Matching FORTRAN rounding in C#

Question

FORTRAN provides several functions to convert a double precision number to an integral value. The method used for truncation/rounding differs. I am converting complex scientific algorithms which use these.

According to FORTRAN documentation:
aint(x) returns the integral value between x and 0, nearest x.
anint(x) returns the nearest integral value to x, except halfway cases are rounded to the integral value larger in magnitude.
nint(x) converts x into int format rounding to the nearest int value, except halfway cases are rounded to the int value larger in magnitude.

Does anyone have an implementation of these in C#? It might be tricky getting it right.

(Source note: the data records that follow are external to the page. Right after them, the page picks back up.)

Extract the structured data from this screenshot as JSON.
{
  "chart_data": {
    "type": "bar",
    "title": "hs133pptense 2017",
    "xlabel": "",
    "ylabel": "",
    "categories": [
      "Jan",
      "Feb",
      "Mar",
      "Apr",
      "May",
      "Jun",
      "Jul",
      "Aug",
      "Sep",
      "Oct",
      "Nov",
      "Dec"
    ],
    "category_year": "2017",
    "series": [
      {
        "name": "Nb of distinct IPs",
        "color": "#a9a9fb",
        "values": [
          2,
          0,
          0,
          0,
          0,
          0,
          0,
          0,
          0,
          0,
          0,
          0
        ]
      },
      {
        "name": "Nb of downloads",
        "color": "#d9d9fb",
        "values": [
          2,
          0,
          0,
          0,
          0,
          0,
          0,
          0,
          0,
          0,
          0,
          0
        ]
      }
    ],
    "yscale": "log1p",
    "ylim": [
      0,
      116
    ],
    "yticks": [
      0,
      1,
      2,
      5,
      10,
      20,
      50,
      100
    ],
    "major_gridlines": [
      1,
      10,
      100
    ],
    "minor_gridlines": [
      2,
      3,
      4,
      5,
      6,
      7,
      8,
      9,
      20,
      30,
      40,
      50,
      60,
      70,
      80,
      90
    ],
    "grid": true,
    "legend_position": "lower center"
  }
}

(int)x appears to match aint()
Convert.ToInt32(x) does not match any of the above.
Trunc(x) does not match any of the above.
Round(x) might match anint or nint.

The difference between anint and nint seems to be the return type, where anint returns a double precision value but nint returns an integer. Both are used (acutal sample):
DOUBLE PRECISION A, B, C, D, E, F, G
... values set here ...
F = ANINT(A-B) + ANINT(C-D) + ANINT(B+D-E)
G = NINT(F) + 1D0;
Perhaps a FORTRAN expert could help clarify why the author chose to use both (I am assuming it was intentional).

Answer 1

From your definitions of the calls, nint and anint are provided by Math.Round using MidpointRounding.AwayFromZero.

For aint, an explicit cast from double to int will achieve that result.

Answer 2

From what I can see, aint() is just Math.Floor().

For the other two, I think you are right that the only difference is the return type: nint() returns an actual integer, while anint() returns a double (fortran: real) that happens to have an integral value.